The engineering-led recruiting model also appeals to candidates who value peer evaluation and technical dialogue during hiring. The three-stage structure is a promise: quick, transparent, and competent.

Growth and learning: Professionalization as a team sport

At hi.health, learning is the product of a system: documented decisions, buddy-driven onboarding, cross-functional teams, and a deliberate influx of experience and specialization. That improves outcomes and day-to-day collaboration alike.

“The more professional it becomes, the more established it gets, the more we learn.”

This dynamic is especially appealing if you want to take responsibility and help set standards. New joiners benefit from clear structures; experienced engineers can actively shape the next steps of professionalization.

Why hi.health appeals to tech talent

Grounded in the session “Michael Birsak, CTO von hi.health,” we see a compelling offer for developers and engineering professionals:

  • Autonomous, cross-functional teams: More ownership, less coordination overhead.
  • Clear, fast recruiting: Three stages, engineering-led, respectful of everyone’s time.
  • Structured onboarding with a buddy: Four weeks, with company and engineering tracks.
  • Transparent decisions: A Decision Logbook with rationale, options, and accountable owners.
  • Modern, pragmatic stack: Native mobile (Kotlin/Swift), React, Node.js, TypeScript—no dogma.
  • Full-stack opportunities: TypeScript in frontend and backend encourages breadth.
  • Mature infrastructure: Microservices in AWS, shift to Kubernetes, working with GitLab.
  • Lived professionalization: Learn with experienced peers, clear standards, visible evolution.

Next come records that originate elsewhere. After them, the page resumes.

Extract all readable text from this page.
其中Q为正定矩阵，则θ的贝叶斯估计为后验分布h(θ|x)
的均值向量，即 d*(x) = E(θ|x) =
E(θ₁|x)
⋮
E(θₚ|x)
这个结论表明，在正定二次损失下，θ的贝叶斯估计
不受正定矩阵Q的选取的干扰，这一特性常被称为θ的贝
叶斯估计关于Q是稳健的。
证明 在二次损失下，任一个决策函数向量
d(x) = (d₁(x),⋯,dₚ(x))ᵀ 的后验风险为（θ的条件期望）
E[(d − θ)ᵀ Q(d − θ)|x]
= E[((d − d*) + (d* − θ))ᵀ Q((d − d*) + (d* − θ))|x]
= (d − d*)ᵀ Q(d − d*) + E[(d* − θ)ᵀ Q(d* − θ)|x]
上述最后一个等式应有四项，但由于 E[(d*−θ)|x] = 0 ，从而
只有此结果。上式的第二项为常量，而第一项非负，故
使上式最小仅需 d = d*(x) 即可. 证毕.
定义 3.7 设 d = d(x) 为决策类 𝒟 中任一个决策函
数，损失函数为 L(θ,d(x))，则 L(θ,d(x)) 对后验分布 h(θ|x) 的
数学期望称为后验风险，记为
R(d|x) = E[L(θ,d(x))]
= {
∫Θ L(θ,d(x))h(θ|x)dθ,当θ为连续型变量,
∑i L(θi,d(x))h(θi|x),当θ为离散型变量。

It’s a rare combination of pragmatism, discipline, and learning—especially at this scale.

Core principles that stand out

From Birsak’s overview, several principles appear to shape hi.health’s culture:

  • Simplicity over complication: Processes and tools serve outcomes, not themselves.
  • Decision transparency: Good decisions are traceable and documented.
  • Autonomy with accountability: Teams deliver features and own the consequences of their choices.
  • Learning through specialization: Adding seniority and deep skills raises the system’s quality.

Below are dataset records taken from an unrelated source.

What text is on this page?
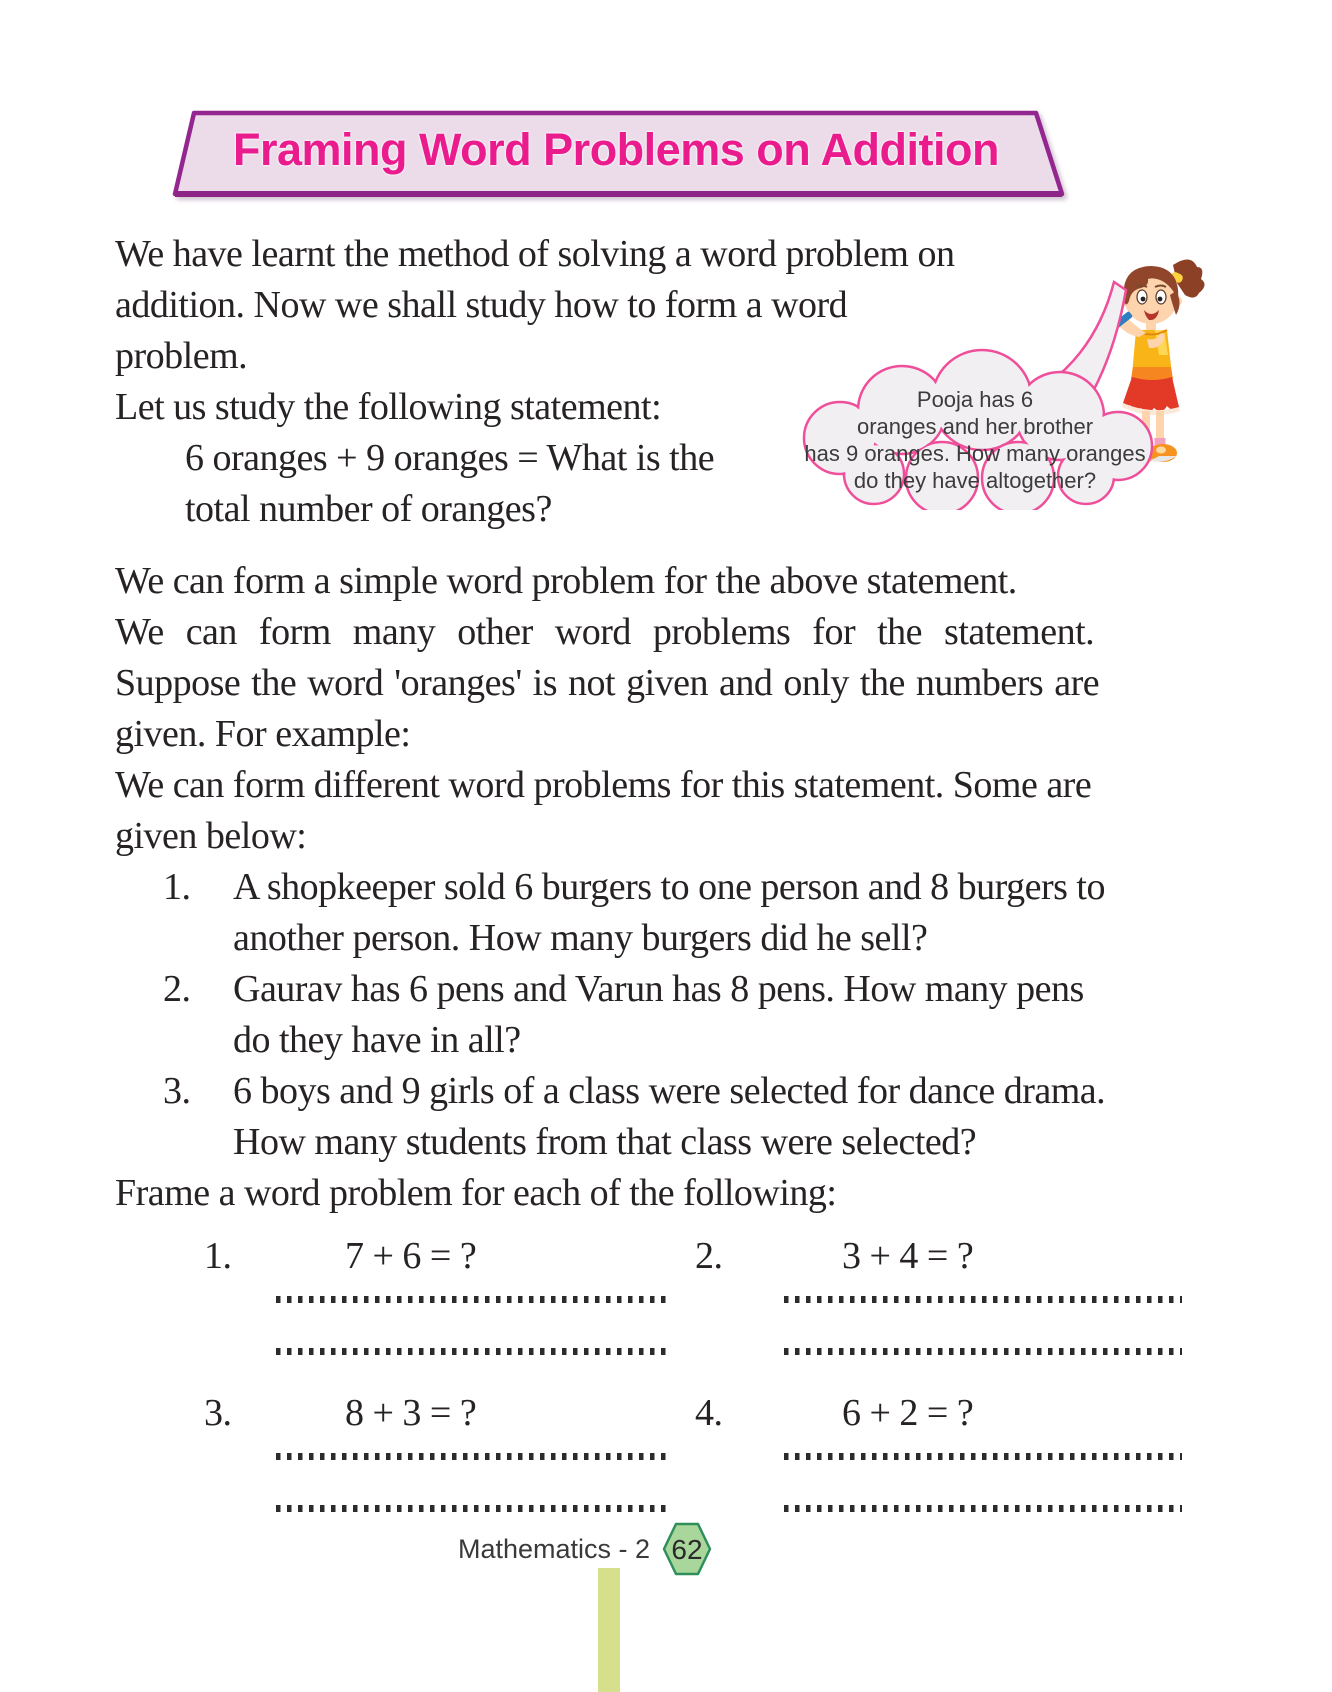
Framing Word Problems on Addition
Pooja has 6
oranges and her brother
has 9 oranges. How many oranges
do they have altogether?
We have learnt the method of solving a word problem on
addition. Now we shall study how to form a word
problem.
Let us study the following statement:
6 oranges + 9 oranges = What is the
total number of oranges?
We can form a simple word problem for the above statement.
We can form many other word problems for the statement.
Suppose the word 'oranges' is not given and only the numbers are
given. For example:
We can form different word problems for this statement. Some are
given below:
1.	A shopkeeper sold 6 burgers to one person and 8 burgers to
another person. How many burgers did he sell?
2.	Gaurav has 6 pens and Varun has 8 pens. How many pens
do they have in all?
3.	6 boys and 9 girls of a class were selected for dance drama.
How many students from that class were selected?
Frame a word problem for each of the following:
1.	7 + 6 = ?	2.	3 + 4 = ?
3.	8 + 3 = ?	4.	6 + 2 = ?
Mathematics - 2 62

These principles resonate with engineers who see their craft as precision work—grounded in clarity and continuous improvement.

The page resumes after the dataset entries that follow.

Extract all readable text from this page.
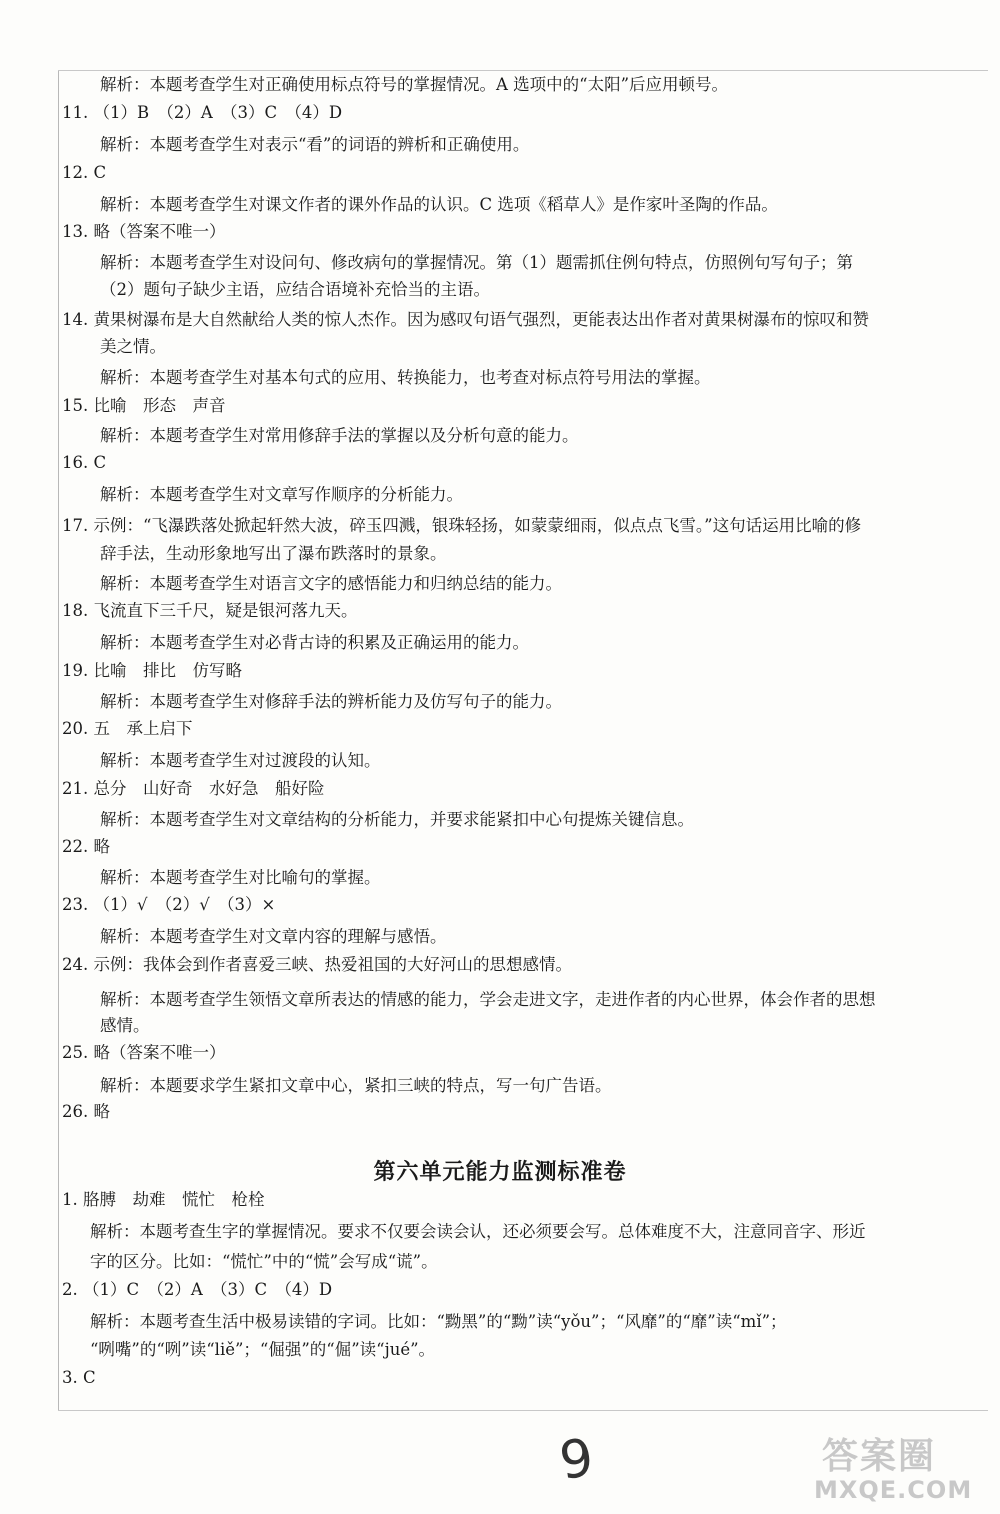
解析：本题考查学生对正确使用标点符号的掌握情况。A 选项中的“太阳”后应用顿号。
11. （1）B　（2）A　（3）C　（4）D
解析：本题考查学生对表示“看”的词语的辨析和正确使用。
12. C
解析：本题考查学生对课文作者的课外作品的认识。C 选项《稻草人》是作家叶圣陶的作品。
13. 略（答案不唯一）
解析：本题考查学生对设问句、修改病句的掌握情况。第（1）题需抓住例句特点，仿照例句写句子；第
（2）题句子缺少主语，应结合语境补充恰当的主语。
14. 黄果树瀑布是大自然献给人类的惊人杰作。因为感叹句语气强烈，更能表达出作者对黄果树瀑布的惊叹和赞
美之情。
解析：本题考查学生对基本句式的应用、转换能力，也考查对标点符号用法的掌握。
15. 比喻　形态　声音
解析：本题考查学生对常用修辞手法的掌握以及分析句意的能力。
16. C
解析：本题考查学生对文章写作顺序的分析能力。
17. 示例：“飞瀑跌落处掀起轩然大波，碎玉四溅，银珠轻扬，如蒙蒙细雨，似点点飞雪。”这句话运用比喻的修
辞手法，生动形象地写出了瀑布跌落时的景象。
解析：本题考查学生对语言文字的感悟能力和归纳总结的能力。
18. 飞流直下三千尺，疑是银河落九天。
解析：本题考查学生对必背古诗的积累及正确运用的能力。
19. 比喻　排比　仿写略
解析：本题考查学生对修辞手法的辨析能力及仿写句子的能力。
20. 五　承上启下
解析：本题考查学生对过渡段的认知。
21. 总分　山好奇　水好急　船好险
解析：本题考查学生对文章结构的分析能力，并要求能紧扣中心句提炼关键信息。
22. 略
解析：本题考查学生对比喻句的掌握。
23. （1）√　（2）√　（3）×
解析：本题考查学生对文章内容的理解与感悟。
24. 示例：我体会到作者喜爱三峡、热爱祖国的大好河山的思想感情。
解析：本题考查学生领悟文章所表达的情感的能力，学会走进文字，走进作者的内心世界，体会作者的思想
感情。
25. 略（答案不唯一）
解析：本题要求学生紧扣文章中心，紧扣三峡的特点，写一句广告语。
26. 略
1. 胳膊　劫难　慌忙　枪栓
解析：本题考查生字的掌握情况。要求不仅要会读会认，还必须要会写。总体难度不大，注意同音字、形近
字的区分。比如：“慌忙”中的“慌”会写成“谎”。
2. （1）C　（2）A　（3）C　（4）D
解析：本题考查生活中极易读错的字词。比如：“黝黑”的“黝”读“yǒu”；“风靡”的“靡”读“mǐ”；
“咧嘴”的“咧”读“liě”；“倔强”的“倔”读“jué”。
3. C
第六单元能力监测标准卷
9	答案圈
MXQE.COM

Conclusion: Professional by design—an environment for builders

“Michael Birsak, CTO von hi.health” showcases an organization that knows what it wants: autonomy in cross-functional teams, crisp recruiting and onboarding, transparent decisions, and a tech stack optimized for speed and quality. The journey from monolith to microservices, full AWS adoption, and the shifts to GitLab and Kubernetes reflect the resolve to recalibrate and raise standards as the team and systems evolve.

For tech talent looking to own outcomes, influence decisions, and deliver end to end within a compact, professional setup, hi.health makes a strong case. The team demonstrates that maturity isn’t determined by size—but by intent, structure, and a culture of learning.